Sans plus attendre, Ignis s’agrippa fermement au rebord de l’évier, laissant pendre sa queue écailleuse dans le vide. Croquette, agile comme une acrobate, s’y enroula et descendit à toute vitesse. Juste au moment où la goutte géante se détachait du robinet, elle attrapa le coin du ticket avec ses dents, tira d’un coup sec et remonta le long de la queue d’Ignis. Le PLOC de la goutte résonna sur le métal vide, là où se trouvait le trésor une seconde plus tôt.
Sains et saufs sur le carrelage frais, ils contemplèrent le ticket de bus, un peu humide mais sauvé. Ignis regarda Croquette, dont les moustaches tremblaient d’excitation. Pour la première fois de la nuit, il ne se sentait plus seul. Il se sentait… heureux.
« Tiens, » dit Ignis d’une petite voix adoucie. Il poussa le ticket vers elle. « C’est notre trésor, maintenant. On le garde à deux. »

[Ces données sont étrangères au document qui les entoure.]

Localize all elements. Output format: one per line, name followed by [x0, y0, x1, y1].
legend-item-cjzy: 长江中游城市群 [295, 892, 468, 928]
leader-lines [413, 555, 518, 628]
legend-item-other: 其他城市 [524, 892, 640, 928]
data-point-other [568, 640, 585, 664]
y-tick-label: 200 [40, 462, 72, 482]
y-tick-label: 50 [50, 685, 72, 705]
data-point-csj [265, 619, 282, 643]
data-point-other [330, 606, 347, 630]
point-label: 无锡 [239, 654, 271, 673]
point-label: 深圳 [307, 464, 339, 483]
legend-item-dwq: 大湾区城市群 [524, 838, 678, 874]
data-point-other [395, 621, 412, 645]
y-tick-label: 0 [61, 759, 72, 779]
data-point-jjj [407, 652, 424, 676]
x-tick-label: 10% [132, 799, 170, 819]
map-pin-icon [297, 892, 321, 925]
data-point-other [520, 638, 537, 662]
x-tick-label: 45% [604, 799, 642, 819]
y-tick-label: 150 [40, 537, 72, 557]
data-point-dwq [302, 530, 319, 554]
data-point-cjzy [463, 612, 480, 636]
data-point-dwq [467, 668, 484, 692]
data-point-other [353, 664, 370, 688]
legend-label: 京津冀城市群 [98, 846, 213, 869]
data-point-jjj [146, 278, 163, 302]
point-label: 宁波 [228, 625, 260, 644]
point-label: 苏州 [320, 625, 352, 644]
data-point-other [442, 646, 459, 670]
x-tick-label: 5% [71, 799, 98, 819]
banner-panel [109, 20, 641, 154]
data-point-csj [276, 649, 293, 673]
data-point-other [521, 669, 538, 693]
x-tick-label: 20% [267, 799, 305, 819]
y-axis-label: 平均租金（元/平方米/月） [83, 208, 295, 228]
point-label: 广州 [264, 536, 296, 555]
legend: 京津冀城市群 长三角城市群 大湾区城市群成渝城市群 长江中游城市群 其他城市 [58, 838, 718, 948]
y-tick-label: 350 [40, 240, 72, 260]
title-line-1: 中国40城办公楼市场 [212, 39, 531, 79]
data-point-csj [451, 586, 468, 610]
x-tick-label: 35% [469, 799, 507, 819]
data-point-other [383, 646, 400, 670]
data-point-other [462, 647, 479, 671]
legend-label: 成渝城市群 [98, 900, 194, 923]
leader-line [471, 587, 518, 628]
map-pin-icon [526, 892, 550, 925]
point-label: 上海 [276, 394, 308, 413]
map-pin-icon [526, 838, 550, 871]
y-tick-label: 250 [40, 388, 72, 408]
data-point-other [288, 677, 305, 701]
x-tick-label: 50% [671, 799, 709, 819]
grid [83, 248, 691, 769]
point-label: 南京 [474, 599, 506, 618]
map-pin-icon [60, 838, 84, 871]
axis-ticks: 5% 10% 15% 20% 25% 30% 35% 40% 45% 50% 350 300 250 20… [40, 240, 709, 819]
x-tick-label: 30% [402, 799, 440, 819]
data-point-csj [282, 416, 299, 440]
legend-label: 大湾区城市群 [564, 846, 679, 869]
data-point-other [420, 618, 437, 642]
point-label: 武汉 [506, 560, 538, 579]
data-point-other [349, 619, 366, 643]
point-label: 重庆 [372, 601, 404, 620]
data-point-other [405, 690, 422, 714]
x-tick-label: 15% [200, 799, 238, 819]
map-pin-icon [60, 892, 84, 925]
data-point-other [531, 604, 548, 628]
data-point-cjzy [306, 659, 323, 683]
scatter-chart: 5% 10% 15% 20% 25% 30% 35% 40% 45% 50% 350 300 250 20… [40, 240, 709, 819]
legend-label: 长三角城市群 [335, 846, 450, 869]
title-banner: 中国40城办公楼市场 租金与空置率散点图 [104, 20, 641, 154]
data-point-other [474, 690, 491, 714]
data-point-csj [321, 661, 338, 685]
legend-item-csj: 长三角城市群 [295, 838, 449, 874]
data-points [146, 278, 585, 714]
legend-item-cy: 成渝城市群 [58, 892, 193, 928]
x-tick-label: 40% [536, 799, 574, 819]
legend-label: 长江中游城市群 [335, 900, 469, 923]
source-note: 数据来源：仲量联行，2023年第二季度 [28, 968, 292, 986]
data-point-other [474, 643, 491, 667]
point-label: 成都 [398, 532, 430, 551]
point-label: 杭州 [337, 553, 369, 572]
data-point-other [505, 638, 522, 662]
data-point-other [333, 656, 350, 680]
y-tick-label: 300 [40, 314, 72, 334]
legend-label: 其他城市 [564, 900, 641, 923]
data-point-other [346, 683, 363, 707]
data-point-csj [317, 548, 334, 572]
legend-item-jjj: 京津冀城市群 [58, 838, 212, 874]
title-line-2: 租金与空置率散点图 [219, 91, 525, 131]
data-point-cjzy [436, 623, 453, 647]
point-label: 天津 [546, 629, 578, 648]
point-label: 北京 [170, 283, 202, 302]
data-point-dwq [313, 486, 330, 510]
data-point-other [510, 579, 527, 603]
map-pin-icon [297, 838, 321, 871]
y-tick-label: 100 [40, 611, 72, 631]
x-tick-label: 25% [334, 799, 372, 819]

Croquette sourit de toutes ses dents. Cette nuit-là, et toutes les nuits qui suivirent, la cuisine ne fut plus un royaume silencieux. C’était devenu un merveilleux terrain de jeu. Ignis et Croquette utilisaient le ticket de bus doré comme une luge scintillante pour dévaler le paquet de céréales, ou comme un tapis volant magique qu’Ignis soulevait de quelques centimètres dans les airs. Le plus beau des trésors, comprit enfin le petit dragon, n’était pas un objet brillant, mais un ami avec qui le partager.